The long road to IP video standards

ONVIF and PSIA are giving end-users what they want: Usable specifications and the end of proprietary video systems

ONVIF functionality can be grouped into the following areas:

• Device discovery — so that a VMS can find ONVIF devices across the network and ignore all others;
• Device management — to set up the device, including its IP address, system time and categorize it as fixed or PTZ;
• Imaging / Media configuration — to understand the current video quality settings and then set them, e.g., 30 frames per second at 4CIF, with a bandwidth limit of 2Mbps;
• Real-time streaming — to stream video, audio and metadata from the IP camera to the VMS;
• Event handling — to receive alarms and other events; and
• PTZ control.

The ONVIF specification will eventually lead to the creation of an SDK that anyone can use to leverage the benefits of ONVIF without implementing it from scratch. Different manufacturers will create these SDKs — some will be more programmer-friendly than others — that should all provide the same ONVIF functionality.

An ONVIF SDK is not mandatory because of the use of an open standard called “web services,” where the interface itself is already described in the Web Services Description Language (WSDL) files from ONVIF. Additionally, ONVIF offers software test tools that enable developers to test for ONVIF compliance.

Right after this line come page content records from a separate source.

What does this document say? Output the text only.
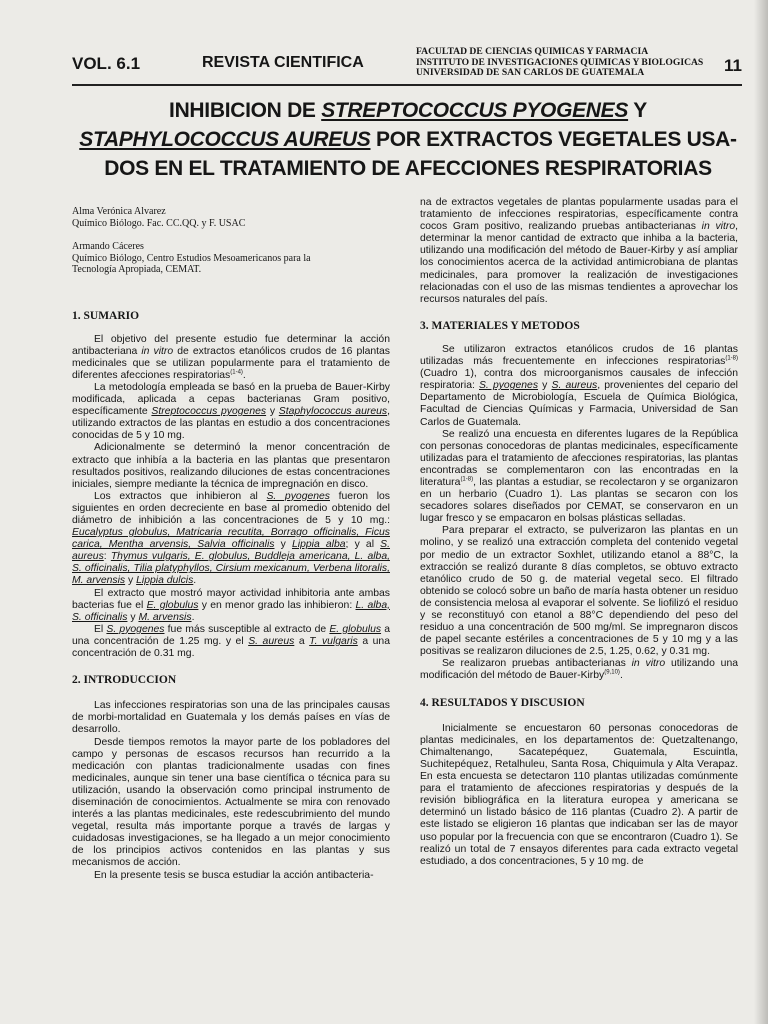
VOL. 6.1	REVISTA CIENTIFICA
FACULTAD DE CIENCIAS QUIMICAS Y FARMACIA
INSTITUTO DE INVESTIGACIONES QUIMICAS Y BIOLOGICAS
UNIVERSIDAD DE SAN CARLOS DE GUATEMALA	11
INHIBICION DE STREPTOCOCCUS PYOGENES Y
STAPHYLOCOCCUS AUREUS POR EXTRACTOS VEGETALES USA-
DOS EN EL TRATAMIENTO DE AFECCIONES RESPIRATORIAS
Alma Verónica Alvarez
Químico Biólogo. Fac. CC.QQ. y F. USAC
Armando Cáceres
Químico Biólogo, Centro Estudios Mesoamericanos para la
Tecnología Apropiada, CEMAT.
1. SUMARIO

El objetivo del presente estudio fue determinar la acción antibacteriana in vitro de extractos etanólicos crudos de 16 plantas medicinales que se utilizan popularmente para el tratamiento de diferentes afecciones respiratorias$^{(1-4)}$.

La metodología empleada se basó en la prueba de Bauer-Kirby modificada, aplicada a cepas bacterianas Gram positivo, específicamente Streptococcus pyogenes y Staphylococcus aureus, utilizando extractos de las plantas en estudio a dos concentraciones conocidas de 5 y 10 mg.

Adicionalmente se determinó la menor concentración de extracto que inhibía a la bacteria en las plantas que presentaron resultados positivos, realizando diluciones de estas concentraciones iniciales, siempre mediante la técnica de impregnación en disco.

Los extractos que inhibieron al S. pyogenes fueron los siguientes en orden decreciente en base al promedio obtenido del diámetro de inhibición a las concentraciones de 5 y 10 mg.: Eucalyptus globulus, Matricaria recutita, Borrago officinalis, Ficus carica, Mentha arvensis, Salvia officinalis y Lippia alba; y al S. aureus: Thymus vulgaris, E. globulus, Buddleja americana, L. alba, S. officinalis, Tilia platyphyllos, Cirsium mexicanum, Verbena litoralis, M. arvensis y Lippia dulcis.

El extracto que mostró mayor actividad inhibitoria ante ambas bacterias fue el E. globulus y en menor grado las inhibieron: L. alba, S. officinalis y M. arvensis.

El S. pyogenes fue más susceptible al extracto de E. globulus a una concentración de 1.25 mg. y el S. aureus a T. vulgaris a una concentración de 0.31 mg.

2. INTRODUCCION

Las infecciones respiratorias son una de las principales causas de morbi-mortalidad en Guatemala y los demás países en vías de desarrollo.

Desde tiempos remotos la mayor parte de los pobladores del campo y personas de escasos recursos han recurrido a la medicación con plantas tradicionalmente usadas con fines medicinales, aunque sin tener una base científica o técnica para su utilización, usando la observación como principal instrumento de diseminación de conocimientos. Actualmente se mira con renovado interés a las plantas medicinales, este redescubrimiento del mundo vegetal, resulta más importante porque a través de largas y cuidadosas investigaciones, se ha llegado a un mejor conocimiento de los principios activos contenidos en las plantas y sus mecanismos de acción.

En la presente tesis se busca estudiar la acción antibacteria-

na de extractos vegetales de plantas popularmente usadas para el tratamiento de infecciones respiratorias, específicamente contra cocos Gram positivo, realizando pruebas antibacterianas in vitro, determinar la menor cantidad de extracto que inhiba a la bacteria, utilizando una modificación del método de Bauer-Kirby y así ampliar los conocimientos acerca de la actividad antimicrobiana de plantas medicinales, para promover la realización de investigaciones relacionadas con el uso de las mismas tendientes a aprovechar los recursos naturales del país.

3. MATERIALES Y METODOS

Se utilizaron extractos etanólicos crudos de 16 plantas utilizadas más frecuentemente en infecciones respiratorias$^{(1-8)}$ (Cuadro 1), contra dos microorganismos causales de infección respiratoria: S. pyogenes y S. aureus, provenientes del cepario del Departamento de Microbiología, Escuela de Química Biológica, Facultad de Ciencias Químicas y Farmacia, Universidad de San Carlos de Guatemala.

Se realizó una encuesta en diferentes lugares de la República con personas conocedoras de plantas medicinales, específicamente utilizadas para el tratamiento de afecciones respiratorias, las plantas encontradas se complementaron con las encontradas en la literatura$^{(1-8)}$, las plantas a estudiar, se recolectaron y se organizaron en un herbario (Cuadro 1). Las plantas se secaron con los secadores solares diseñados por CEMAT, se conservaron en un lugar fresco y se empacaron en bolsas plásticas selladas.

Para preparar el extracto, se pulverizaron las plantas en un molino, y se realizó una extracción completa del contenido vegetal por medio de un extractor Soxhlet, utilizando etanol a 88°C, la extracción se realizó durante 8 días completos, se obtuvo extracto etanólico crudo de 50 g. de material vegetal seco. El filtrado obtenido se colocó sobre un baño de maría hasta obtener un residuo de consistencia melosa al evaporar el solvente. Se liofilizó el residuo y se reconstituyó con etanol a 88°C dependiendo del peso del residuo a una concentración de 500 mg/ml. Se impregnaron discos de papel secante estériles a concentraciones de 5 y 10 mg y a las positivas se realizaron diluciones de 2.5, 1.25, 0.62, y 0.31 mg.

Se realizaron pruebas antibacterianas in vitro utilizando una modificación del método de Bauer-Kirby$^{(9,10)}$.

4. RESULTADOS Y DISCUSION

Inicialmente se encuestaron 60 personas conocedoras de plantas medicinales, en los departamentos de: Quetzaltenango, Chimaltenango, Sacatepéquez, Guatemala, Escuintla, Suchitepéquez, Retalhuleu, Santa Rosa, Chiquimula y Alta Verapaz. En esta encuesta se detectaron 110 plantas utilizadas comúnmente para el tratamiento de afecciones respiratorias y después de la revisión bibliográfica en la literatura europea y americana se determinó un listado básico de 116 plantas (Cuadro 2). A partir de este listado se eligieron 16 plantas que indicaban ser las de mayor uso popular por la frecuencia con que se encontraron (Cuadro 1). Se realizó un total de 7 ensayos diferentes para cada extracto vegetal estudiado, a dos concentraciones, 5 y 10 mg. de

Streaming Compatible Video

People often mistakenly think that ONVIF defines how to stream video and how that video should be compressed. Actually, ONVIF simply re-uses existing industry standards for both. Streaming is done in the ONVIF specification via the well-established Real Time Streaming Protocol (RTSP). All ONVIF has to do is configure the devices to use the right settings, and RTSP does the rest. When the video reaches the destination — in our case, the VMS — it needs to be displayed, or “decoded.” There are numerous software decoders available off the shelf that you can use to view the streaming video, including Apple’s QuickTime and VideoLAN’s VLC player.

Here’s how it works: the VMS requests the status of the streaming settings and connects to the video stream. This is done by requesting the streaming Uniform Resource Identifier (URI) address to send video streams and connect to this URI. The VMS then plays the video via its integrated decoder or an RTSP-compatible decoder like QuickTime. We can use the same streaming address to record the video on a network video recorder or an ONVIF-compliant hybrid recorder.
Because of historical issues with incompatible video formats, referred to as CODECs, people often assume that ONVIF would have to specify a standard for compression. Instead, the ONVIF specification says you can use H.264, MPEG-4 (Part 2) and JPEG. The compression algorithm used in a real deployment will depend on what the camera can deliver and what the VMS can handle, but the wonderful thing is that JPEG is the bare minimum — a camera or VMS cannot declare ONVIF compatibility without supporting at least JPEGs.

An important note about video quality, especially MPEG-4 and H.264: both CODECs enable manufacturers to compress video without losing too much detail while minimizing bandwidth and storage. Manufacturers differentiate from one another by using the tools in different ways, which means that it is common for two IP cameras to present completely different image qualities and need different bitrates in a given scenario. Fortunately, this does not require a manufacturer-specific decoder at the other end, since all decoders can handle these streams. However, just like IP camera manufacturers vary in the quality of the compressed image, software decoders vary in the quality of how they decompress.

It is shocking to many that an IP camera streaming H.264 video can look completely different depending on the software being used to decode the video — even if they are running on the same PC. All H.264 decoders will work, but some look better than others. This is why it is so important for a VMS to use the best possible decoder, and this is a major point of differentiation between VMSs that cannot be articulated in datasheets, PowerPoint slides or advertising. Seeing is believing.